3.4.2. Medium-Term Storage
For medium-term storage (until May, five months), very low-temperature storage led to the highest TTC increases, from 17.6% (‘Sarmis’) to 149.7% (‘Vina’). Results close to frozen storage (102.6% increase in TTC), although higher, were obtained for refrigerated storage in the case of ‘Franquette’ cv. (117.0% increase in TTC). Last but not least, in the case of the ‘Sarmis’ cv., the TTC had the smallest variation depending on the storage method, and walnut storage at room temperature resulted in TTC reduction in ‘Jupanesti’, ‘Franquette’, and ‘Ferjean’ cvs. by 25.4% to 50.0%.
3.4.3. Long-Term Storage
In the case of long-term stored samples (six months), only for ‘Franquette’ cv., a TTC accumulation of 1.9% in the low-temperature treatment and 29.3% at the very low-temperature treatment was observed. In all other cases, regardless of the cultivar and the method of preservation of the walnut kernel, the tannin content decreased. In these circumstances, the method that favored keeping the TTC as high as possible was the very low-temperature treatment (with TTC reductions from 4.2% in ‘Unival’ to 60.3% in ‘Ferjean’). Completely different was the room temperature treatment, with TTC reductions of 46.1% in ‘Franquette’ up to 81.8% in ‘Jupanesti’.
3.5. Analysis of the Variation of Lycopene and β-Carotene Content Depending on Temperature Treatment and the Storage Period
The analysis of the variation in the walnut kernel carotenoid content (Figure 4 and Figure 5) indicated an intense reduction, directly proportional to the increase in storage time in all studied cvs. In addition, the cultivar significantly influenced the dynamics of the carotenoid level in the case of low- and very low-temperature storage. The storage at room temperature recorded the lowest losses of lycopene and β-carotene.
Figure 4.
Variation of walnut kernel lycopene content (expressed as % of increase or decrease, relative to lycopene levels determined in December) depending on storage duration and temperature for ‘Vina’, ‘Jupanesti’, ‘Unival’, ‘Sarmis’, ‘Franquette’, ‘Valcor’, ‘Ferjean’, and ‘Fernor’ cultivars. Values followed by the same lower, italic, upper case letter and letter in a box are not significantly different (p < 0.05) by Duncan’s Multiple Range Test.
Figure 4.
Variation of walnut kernel lycopene content (expressed as % of increase or decrease, relative to lycopene levels determined in December) depending on storage duration and temperature for ‘Vina’, ‘Jupanesti’, ‘Unival’, ‘Sarmis’, ‘Franquette’, ‘Valcor’, ‘Ferjean’, and ‘Fernor’ cultivars.
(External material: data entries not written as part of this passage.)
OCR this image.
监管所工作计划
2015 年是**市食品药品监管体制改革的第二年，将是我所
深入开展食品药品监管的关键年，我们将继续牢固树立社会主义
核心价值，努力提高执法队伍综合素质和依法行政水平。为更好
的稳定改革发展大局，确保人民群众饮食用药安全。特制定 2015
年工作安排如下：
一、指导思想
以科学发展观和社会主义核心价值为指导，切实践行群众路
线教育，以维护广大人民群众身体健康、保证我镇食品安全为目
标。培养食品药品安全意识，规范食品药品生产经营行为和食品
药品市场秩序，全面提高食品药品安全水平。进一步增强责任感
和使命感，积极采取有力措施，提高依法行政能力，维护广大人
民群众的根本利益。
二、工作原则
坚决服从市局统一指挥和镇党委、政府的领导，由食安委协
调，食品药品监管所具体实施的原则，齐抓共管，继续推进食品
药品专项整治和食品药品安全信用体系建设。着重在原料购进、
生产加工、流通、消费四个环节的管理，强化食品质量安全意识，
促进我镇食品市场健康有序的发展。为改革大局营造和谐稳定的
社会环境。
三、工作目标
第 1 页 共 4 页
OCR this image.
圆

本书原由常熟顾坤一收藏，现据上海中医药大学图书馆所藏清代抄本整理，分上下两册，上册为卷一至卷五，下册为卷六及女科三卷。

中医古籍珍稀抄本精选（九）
Values followed by the same lower, italic, upper case letter and letter in a box are not significantly different (p < 0.05) by Duncan’s Multiple Range Test.
Figure 5.
Variation of walnut kernel β-carotene content (expressed as % of increase or decrease, relative to β-carotene levels determined in December) depending on storage duration and temperature for ‘Vina’, ‘Jupanesti’, ‘Unival’, ‘Sarmis’, ‘Franquette’, ‘Valcor’, ‘Ferjean’, and ‘Fernor’ cultivars. Values followed by the same lower, italic, upper case letter and letter in a box are not significantly different (p < 0.05) by Duncan’s Multiple Range Test.
Figure 5.
Variation of walnut kernel β-carotene content (expressed as % of increase or decrease, relative to β-carotene levels determined in December) depending on storage duration and temperature for ‘Vina’, ‘Jupanesti’, ‘Unival’, ‘Sarmis’, ‘Franquette’, ‘Valcor’, ‘Ferjean’, and ‘Fernor’ cultivars. Values followed by the same lower, italic, upper case letter and letter in a box are not significantly different (p < 0.05) by Duncan’s Multiple Range Test.
3.5.1. Short-Term Storage
Exposure of walnut kernels to room temperature until March (three months) proved to be the most effective storage method, as it resulted in the lowest decrease in lycopene levels in the ‘Franquette’ cv. (by 4.1%), followed by ‘Valcor’ cv. (with 3.4%) and ‘Vina’ cv. (with 6.7%). In five of the eight analyzed cases, the low-temperature treatment favored the retention of a higher level of lycopene compared to the very low-temperature treatment. The most drastic reductions in the level of lycopene in this phase were recorded in the ‘Fernor’ cv. in the case of low-temperature treatment (by 72.4%) and in the ‘Ferjean’ cv. when stored at very low-temperature (by 71.6%).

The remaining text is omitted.